The area under the tangent-generated curve is the area enclosed by the x-axis, y-axis, and the curve and is given by $\frac{1}{6}{{L}^{2}}$.

I discovered the constant area property of parabola and the tangent-generated curve independently. However, these two topics actually tie in together with the area, now knowing that this curve is a parabola. See Parabola and Its Properties. As it turns out, the x- and y-axes are actually tangent to the curve. Hence, the area bound by the curve and the axes is the same for the parabola and two tangents and is dependent only on the horizontal distance between the two points of tangency relative to the vertex. This distance is $d = \sqrt{L^2+L^2} = \sqrt{2}L$. The area bound by a parabola, defined by the equation $y=kx^2$, and two tangents is $\frac{1}{12}kd^3$, where k is the coefficient and d is the horizontal distance between the two points. For our curve, we use the rotated equation where $k = \frac{\sqrt{2}}{2L}$. Hence, the area is $\frac{1}{12} \cdot \frac{\sqrt{2}}{2L}\cdot \left(\sqrt{2}L\right)^3 = \frac{1}{6}L^2$. The area is the same using either approach.

Volumes

The volume of solids can be found in two ways. The disc method and the shell method. The curve is symmetric with respect to the line y = x. Hence, we expect the volume to be the same if it is rotated about the x-axis or y-axis. The disc method gives the volume when it is rotated about the x-axis and the shell method gives the volume when rotated about the y-axis. Both give the same result.

Disc method:

volume = $\pi \int\limits_{0}^{L}{\text{ }{{(x-2\sqrt{Lx}+L)}^{2}}\text{ }dx}=\pi \left[ \frac{{{x}^{3}}}{3}+3L{{x}^{2}}+{{L}^{2}}x-\frac{8\sqrt{L}\cdot {{x}^{{5}/{2}\;}}}{5}-\frac{8{{(Lx)}^{{3}/{2}\;}}}{3} \right]_{0}^{L}=\frac{\pi {{L}^{3}}}{15}$.

Shell method gives a simpler integral:

volume = $2\pi \int\limits_{0}^{L}{\text{ }x(x-2\sqrt{Lx}+L)\text{ }dx=2\pi \left[ \frac{{{x}^{3}}}{3}-\frac{4\sqrt{L}\cdot {{x}^{{5}/{2}\;}}}{5}+\frac{L{{x}^{2}}}{2} \right]_{0}^{L}=\frac{\pi {{L}^{3}}}{15}}$.

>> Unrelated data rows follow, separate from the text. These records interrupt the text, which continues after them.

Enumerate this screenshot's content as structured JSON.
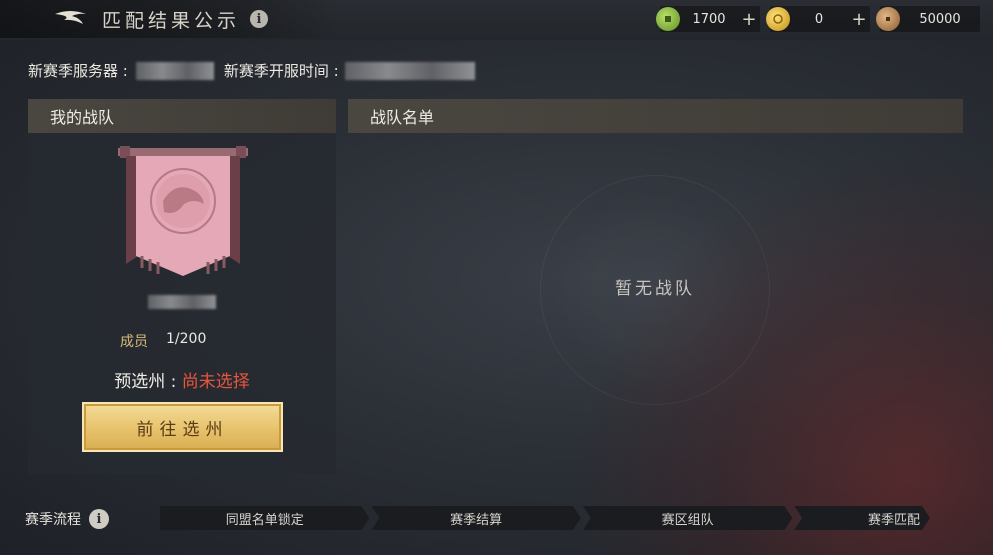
{
  "header": {
    "title": "匹配结果公示",
    "info_glyph": "i",
    "back_icon": "back-arrow-icon"
  },
  "currencies": [
    {
      "icon": "jade-coin-icon",
      "value": "1700",
      "plus": "+",
      "color": "#7fb33a"
    },
    {
      "icon": "gold-coin-icon",
      "value": "0",
      "plus": "+",
      "color": "#e2b52a"
    },
    {
      "icon": "copper-coin-icon",
      "value": "50000",
      "color": "#b8895a"
    }
  ],
  "server": {
    "server_label": "新赛季服务器 :",
    "open_time_label": "新赛季开服时间 :"
  },
  "my_team": {
    "heading": "我的战队",
    "member_label": "成员",
    "member_value": "1/200",
    "state_label": "预选州 : ",
    "state_value": "尚未选择",
    "go_button": "前往选州",
    "banner_color": "#e4a8b6"
  },
  "roster": {
    "heading": "战队名单",
    "empty_text": "暂无战队"
  },
  "season_flow": {
    "label": "赛季流程",
    "steps": [
      "同盟名单锁定",
      "赛季结算",
      "赛区组队",
      "赛季匹配"
    ]
  }
}
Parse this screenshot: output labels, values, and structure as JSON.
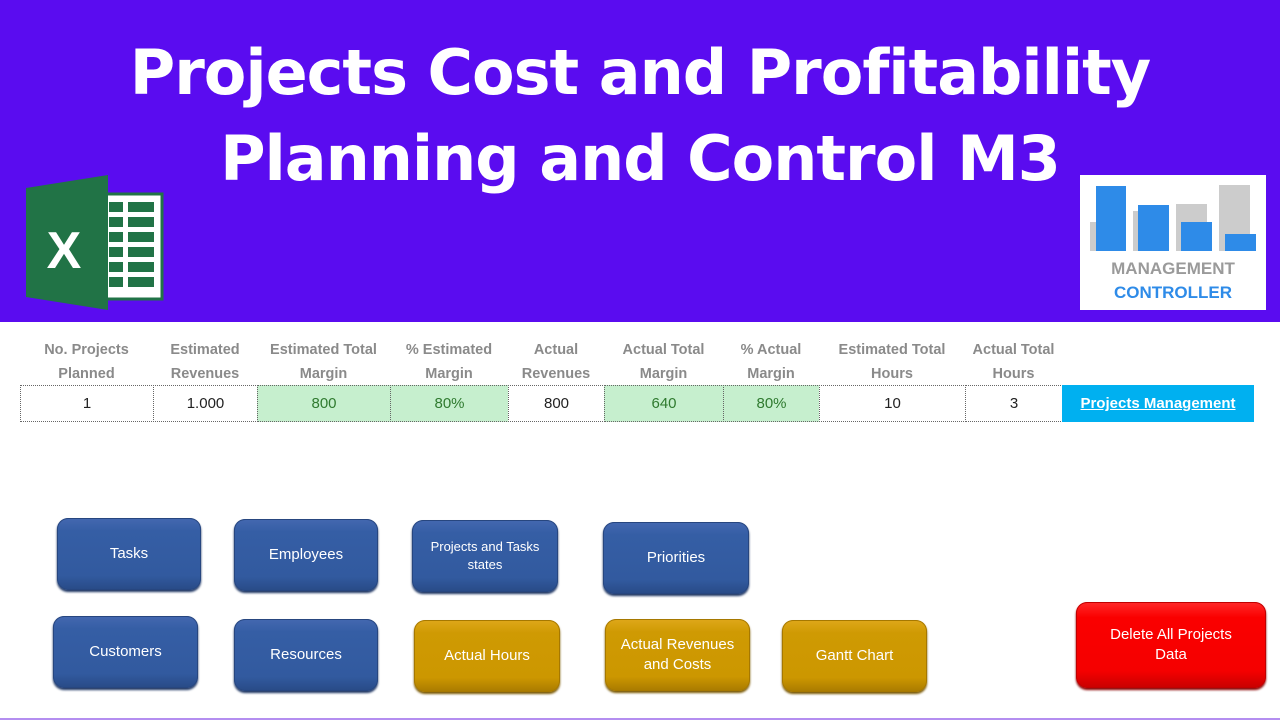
{
  "banner": {
    "title_line1": "Projects Cost and Profitability",
    "title_line2": "Planning and Control M3",
    "excel_logo_letter": "X",
    "brand_logo": {
      "line1": "MANAGEMENT",
      "line2": "CONTROLLER"
    },
    "background_color": "#5a0cf0"
  },
  "kpis": [
    {
      "label_line1": "No. Projects",
      "label_line2": "Planned",
      "value": "1",
      "highlight": false
    },
    {
      "label_line1": "Estimated",
      "label_line2": "Revenues",
      "value": "1.000",
      "highlight": false
    },
    {
      "label_line1": "Estimated Total",
      "label_line2": "Margin",
      "value": "800",
      "highlight": true
    },
    {
      "label_line1": "% Estimated",
      "label_line2": "Margin",
      "value": "80%",
      "highlight": true
    },
    {
      "label_line1": "Actual",
      "label_line2": "Revenues",
      "value": "800",
      "highlight": false
    },
    {
      "label_line1": "Actual Total",
      "label_line2": "Margin",
      "value": "640",
      "highlight": true
    },
    {
      "label_line1": "% Actual",
      "label_line2": "Margin",
      "value": "80%",
      "highlight": true
    },
    {
      "label_line1": "Estimated Total",
      "label_line2": "Hours",
      "value": "10",
      "highlight": false
    },
    {
      "label_line1": "Actual Total",
      "label_line2": "Hours",
      "value": "3",
      "highlight": false
    }
  ],
  "projects_management_link": "Projects Management",
  "buttons": {
    "tasks": "Tasks",
    "employees": "Employees",
    "projects_tasks_states": "Projects and Tasks states",
    "priorities": "Priorities",
    "customers": "Customers",
    "resources": "Resources",
    "actual_hours": "Actual Hours",
    "actual_revenues_costs": "Actual Revenues and Costs",
    "gantt_chart": "Gantt Chart",
    "delete_all": "Delete All Projects Data"
  },
  "colors": {
    "nav_blue": "#325a9f",
    "nav_gold": "#cc9700",
    "danger_red": "#f50000",
    "link_bg": "#00b0f0",
    "highlight_green_bg": "#c6efce",
    "highlight_green_text": "#2f7a2f"
  }
}
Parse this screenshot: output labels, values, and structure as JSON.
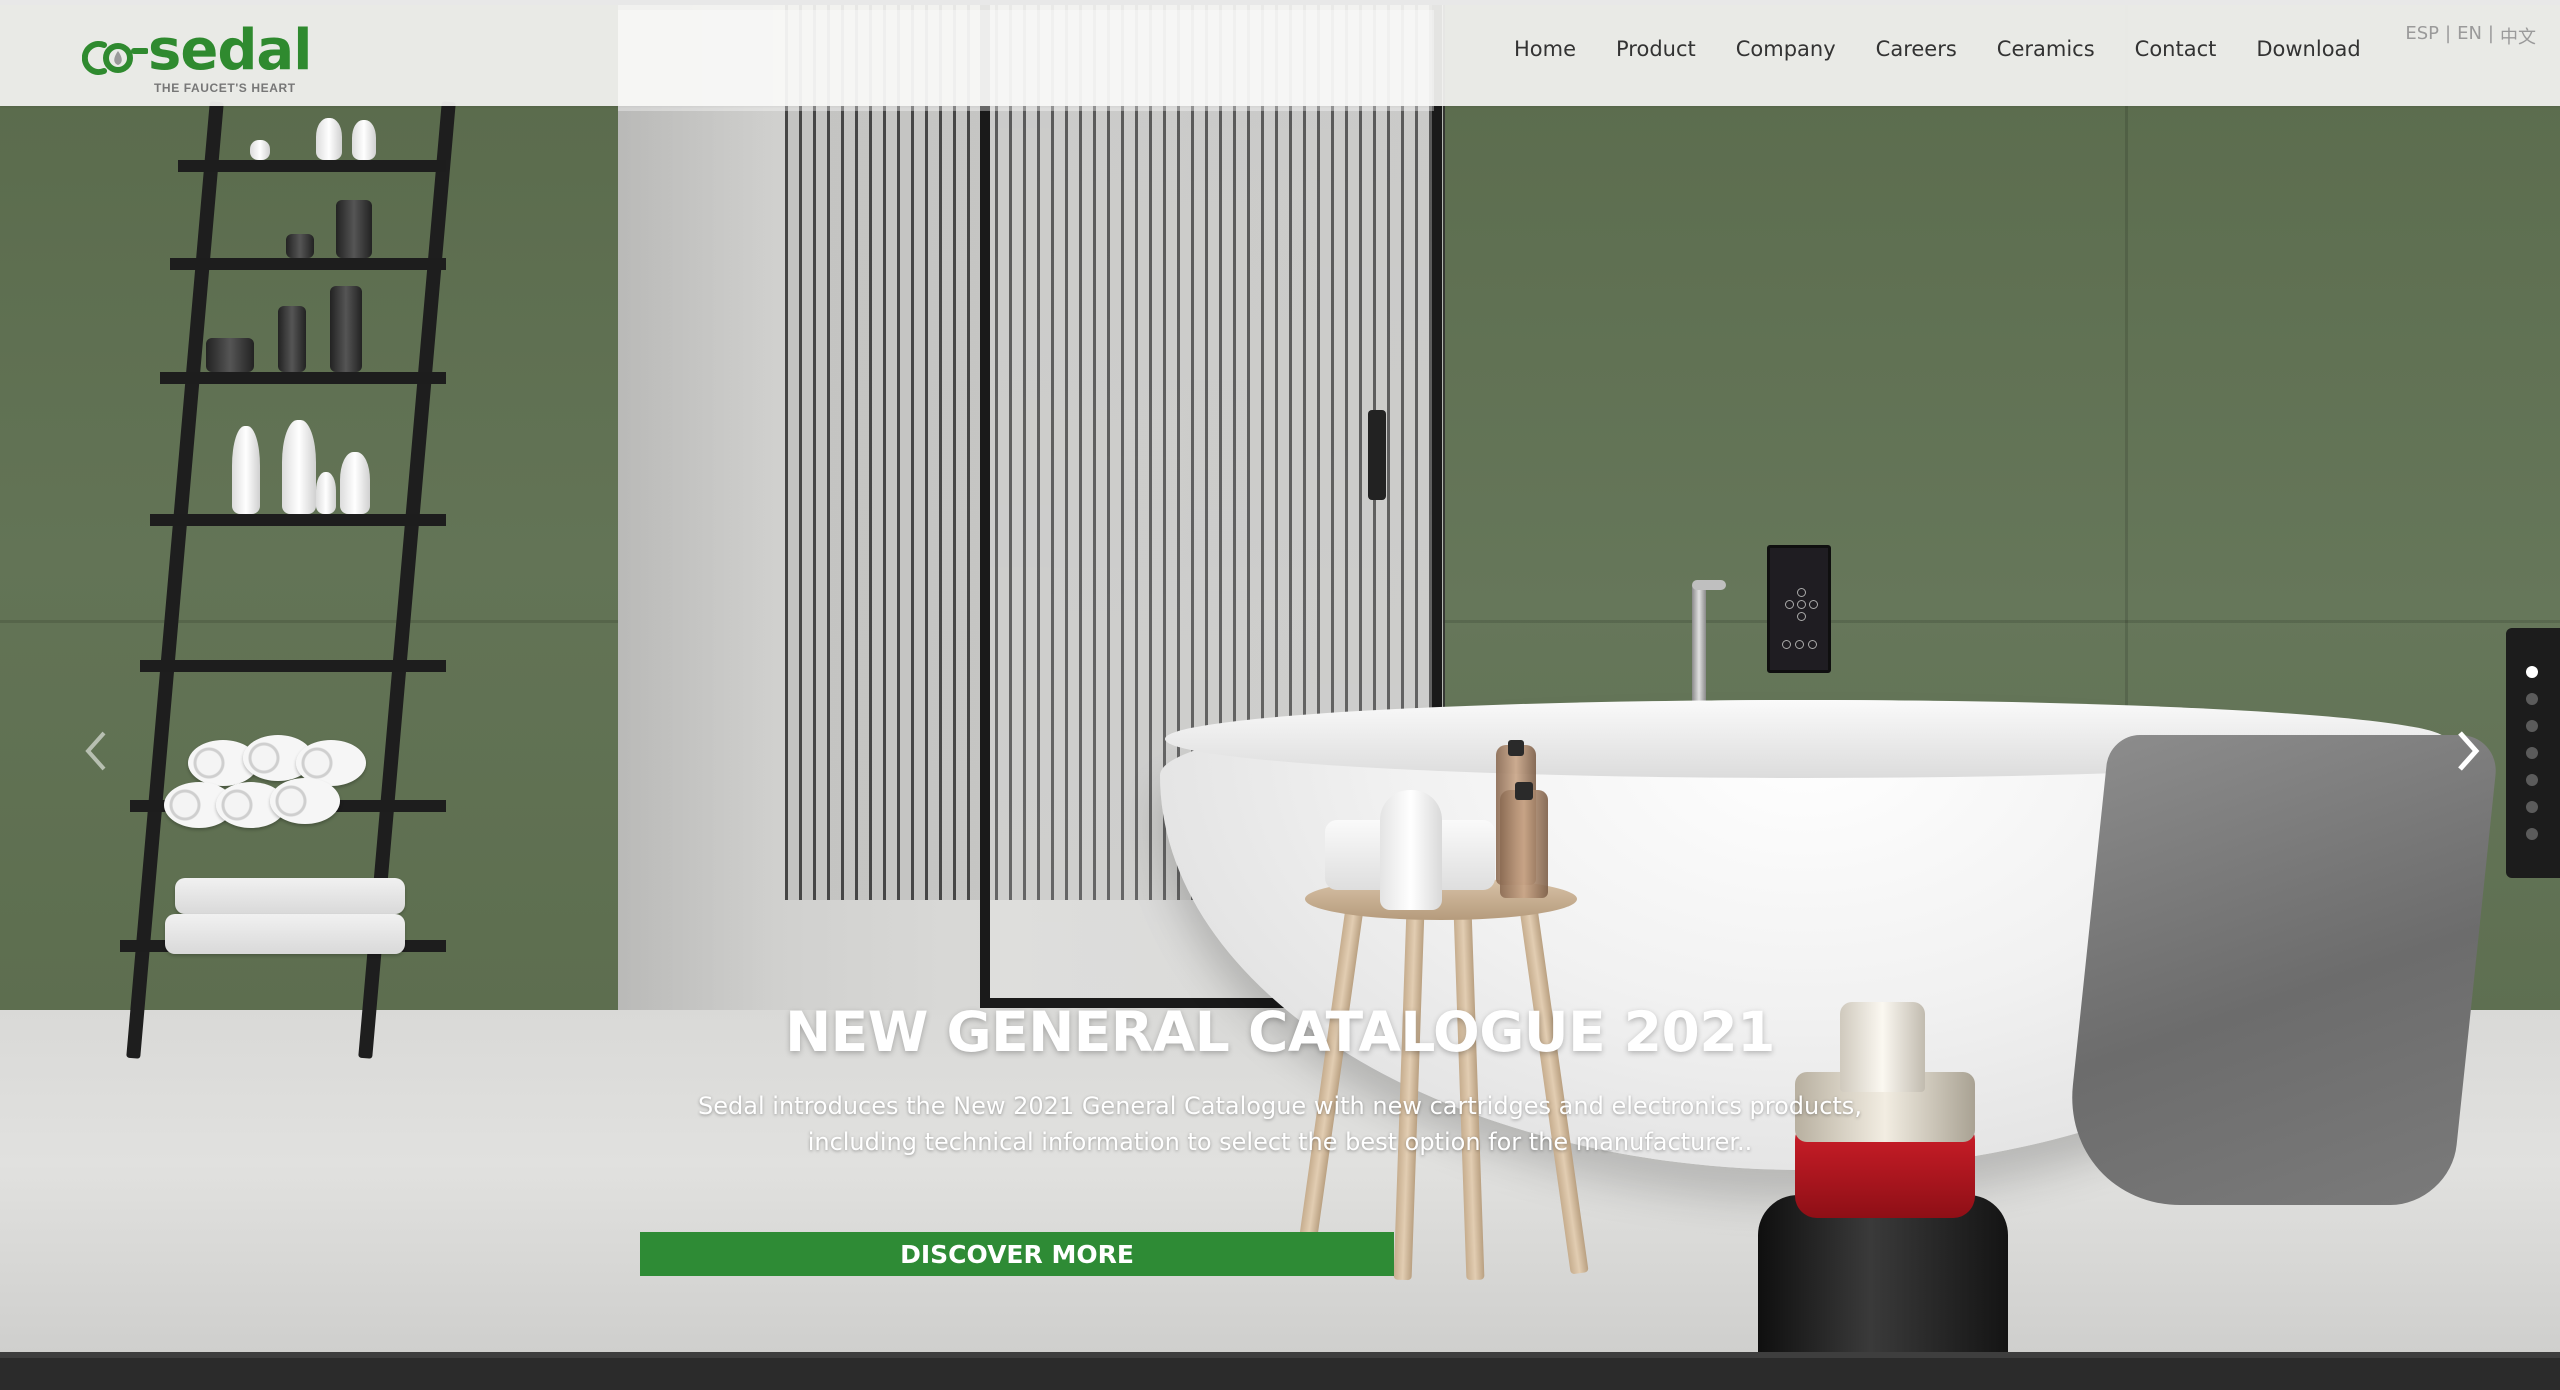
{
  "header": {
    "logo": {
      "text": "sedal",
      "tagline": "THE FAUCET'S HEART",
      "brand_color": "#2f8a2f"
    },
    "nav": [
      {
        "label": "Home"
      },
      {
        "label": "Product"
      },
      {
        "label": "Company"
      },
      {
        "label": "Careers"
      },
      {
        "label": "Ceramics"
      },
      {
        "label": "Contact"
      },
      {
        "label": "Download"
      }
    ],
    "languages": {
      "esp": "ESP",
      "en": "EN",
      "zh": "中文",
      "separator": "|"
    }
  },
  "slider": {
    "title": "NEW GENERAL CATALOGUE 2021",
    "description": "Sedal introduces the New 2021 General Catalogue with new cartridges and electronics products, including technical information to select the best option for the manufacturer..",
    "cta_label": "DISCOVER MORE",
    "cta_color": "#2e8b35",
    "prev_icon": "chevron-left-icon",
    "next_icon": "chevron-right-icon",
    "slide_count": 7,
    "active_slide": 1
  }
}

The volume of the solid created by revolving the curve about either the x-axis or y-axis taken from 0 to L is $\frac{\pi {{L}^{3}}}{15}$.

When the curve is rotated about the line x = L, it forms a cup-like figure. We can also find the volume of this solid using the shell method.

(i) $2\pi \int_{0}^{L}{x\left[ L-\left( x-2\sqrt{Lx}+L \right) \right]}dx=2\pi \int_{0}^{L}{x\left( 2\sqrt{Lx}-x \right)}dx$

(ii) $2\pi \left[ \frac{4}{5}\sqrt{L}{{x}^{\frac{5}{2}}}-\frac{1}{3}{{x}^{3}} \right]_{0}^{L}=2\pi \left[ \frac{4}{5}\sqrt{L}\cdot {{L}^{\frac{5}{2}}}-\frac{{{L}^{3}}}{3} \right]_{0}^{L}=\frac{14\pi }{15}{{L}^{3}}$

The volume of the solid formed when the curve is rotated about the line x = L is $\frac{14\pi }{15}{{L}^{3}}$.

It's interesting that the sum of the volume when rotated about the y-axis and when rotated about line x = L is πL³. This is the volume of the cylinder with radius L or the square (which encloses the curve) rotated about the y-axis.

Other Properties

Arc length, S, of the curve taken from 0 to L = ${{L}_{\text{arc}}}=\left[ 1+\frac{1}{\sqrt{2}}atanh\frac{1}{\sqrt{2}} \right]L\approx (1.6232252401402305134)\cdot L$ or ${{L}_{\text{arc}}}=\left( 1+\frac{1}{2\sqrt{2}}\ln (3+2\sqrt{2}) \right)L$.